Humans also indirectly facilitate the transmission and spread of parasites and pathogens. While there are some exceptions (notably social insects), transmission and infection rates are typically low for wildlife living in large, complex ecosystems because they have space to move away from disease-carrying droppings, saliva, old skin, and other sources of infection. However, these natural buffers against pathogens and parasites are removed when humans confine those organisms to small areas (such as small fenced reserves) or keep them in crowded conditions. In addition to forcing those organisms to remain in close contact with potential sources of infection, crowded conditions lead to deterioration of habitat quality and food availability. Both these factors increase the organisms’ stress levels and reduce their body conditions which, in turn, lowers their resistance to parasites and diseases (reviewed in Gottdenker et al., 2014).

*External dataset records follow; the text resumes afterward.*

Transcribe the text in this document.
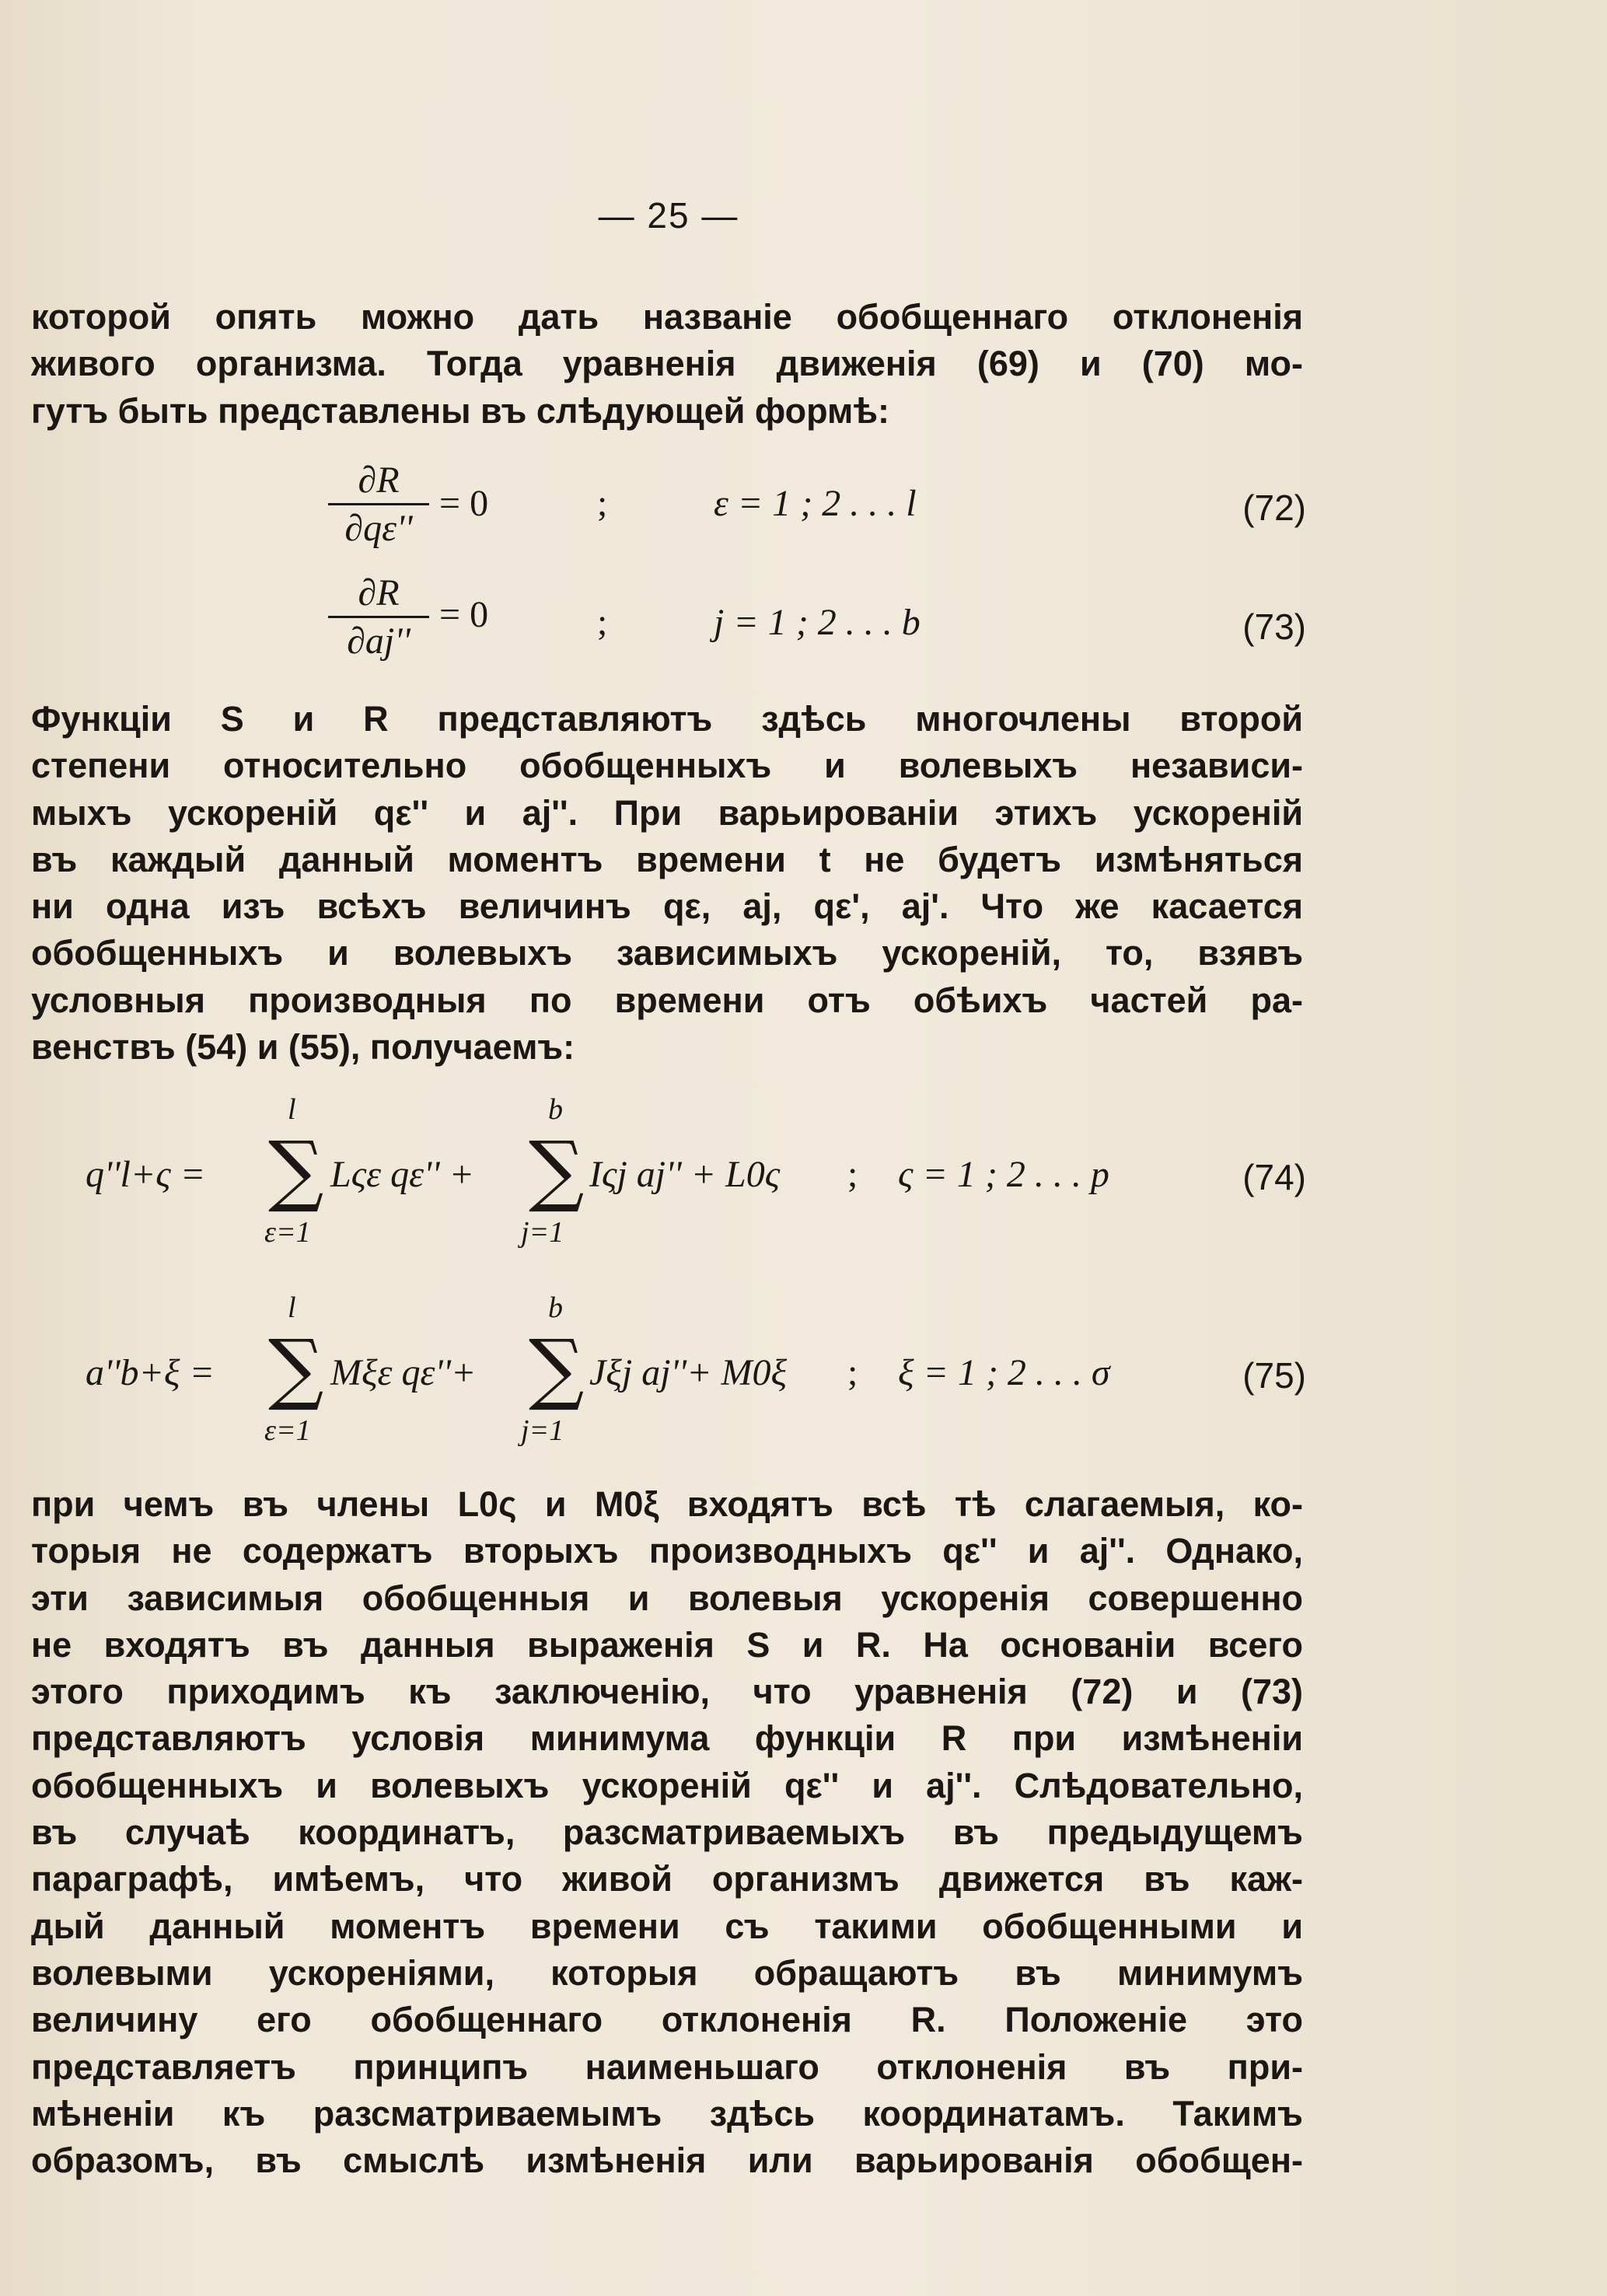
— 25 —
которой опять можно дать названіе обобщеннаго отклоненія
живого организма. Тогда уравненія движенія (69) и (70) мо-
гутъ быть представлены въ слѣдующей формѣ:
∂R
∂qε''
= 0	;	ε = 1 ; 2 . . . l	(72)
∂R
∂aj''
= 0	;	j = 1 ; 2 . . . b	(73)
Функціи S и R представляютъ здѣсь многочлены второй
степени относительно обобщенныхъ и волевыхъ независи-
мыхъ ускореній qε'' и aj''. При варьированіи этихъ ускореній
въ каждый данный моментъ времени t не будетъ измѣняться
ни одна изъ всѣхъ величинъ qε, aj, qε', aj'. Что же касается
обобщенныхъ и волевыхъ зависимыхъ ускореній, то, взявъ
условныя производныя по времени отъ обѣихъ частей ра-
венствъ (54) и (55), получаемъ:
q''l+ς =
l
∑
ε=1
Lςε qε'' +
b
∑
j=1
Iςj aj'' + L0ς ; ς = 1 ; 2 . . . p	(74)
a''b+ξ =
l
∑
ε=1
Mξε qε''+
b
∑
j=1
Jξj aj''+ M0ξ ; ξ = 1 ; 2 . . . σ	(75)
при чемъ въ члены L0ς и M0ξ входятъ всѣ тѣ слагаемыя, ко-
торыя не содержатъ вторыхъ производныхъ qε'' и aj''. Однако,
эти зависимыя обобщенныя и волевыя ускоренія совершенно
не входятъ въ данныя выраженія S и R. На основаніи всего
этого приходимъ къ заключенію, что уравненія (72) и (73)
представляютъ условія минимума функціи R при измѣненіи
обобщенныхъ и волевыхъ ускореній qε'' и aj''. Слѣдовательно,
въ случаѣ координатъ, разсматриваемыхъ въ предыдущемъ
параграфѣ, имѣемъ, что живой организмъ движется въ каж-
дый данный моментъ времени съ такими обобщенными и
волевыми ускореніями, которыя обращаютъ въ минимумъ
величину его обобщеннаго отклоненія R. Положеніе это
представляетъ принципъ наименьшаго отклоненія въ при-
мѣненіи къ разсматриваемымъ здѣсь координатамъ. Такимъ
образомъ, въ смыслѣ измѣненія или варьированія обобщен-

Human-induced extirpations indirectly facilitate the transmission and spread of parasites and pathogens, even to humans. Such is the case with schistosomiasis (also known as bilharzia), a zoonotic disease carried by a few freshwater snail species. In the 1980s, health care professionals observed an increased incidence of human schistosomiasis around Lake Malawi after overfishing depleted snail-eating fish populations, followed by decreased incidence of schistosomiasis as fish populations recovered in the 1990s (Stauffer et al., 2006). A similar situation occurred in East Africa, where the elimination of apex predators resulted in increased olive baboon (Papio anubis, LC) populations, which not only worsened crop raiding, but also increased parasite infection rates among local peoples (Brashares et al., 2010).
Parasites and diseases also threaten captive wildlife populations, including those kept at zoos and other ex situ conservation facilities (Section 11.5). Because of the proximity in which different species are kept, captive conditions may allow for easier spread of diseases. An added complication with captive populations is that some individuals may function as disease reservoirs. These individuals generally appear healthy because they are fairly resistant to the disease they carry, yet they are able to infect other susceptible individuals. Disease reservoirs frequently limit opportunities for translocation of captive populations (Section 11.2), even when dealing with threatened species. For example, well-meaning people often bring raggedy-looking yet healthy penguins in moult to rehabilitation centres, hoping the penguins will be released once “better”. Yet, those animals might never be released back in the wild to avoid the risk of transmitting diseases to wild penguin populations (Brossy et al., 1999).
The impacts of diseases are bound to become more important in the future of conservation biology, especially as growing human populations and increased competition for space increase the need for single-species management and ex situ conservation (Chapter 11). Disease management should therefore always be taken very seriously, and appropriate steps taken to avoid disease transmissions.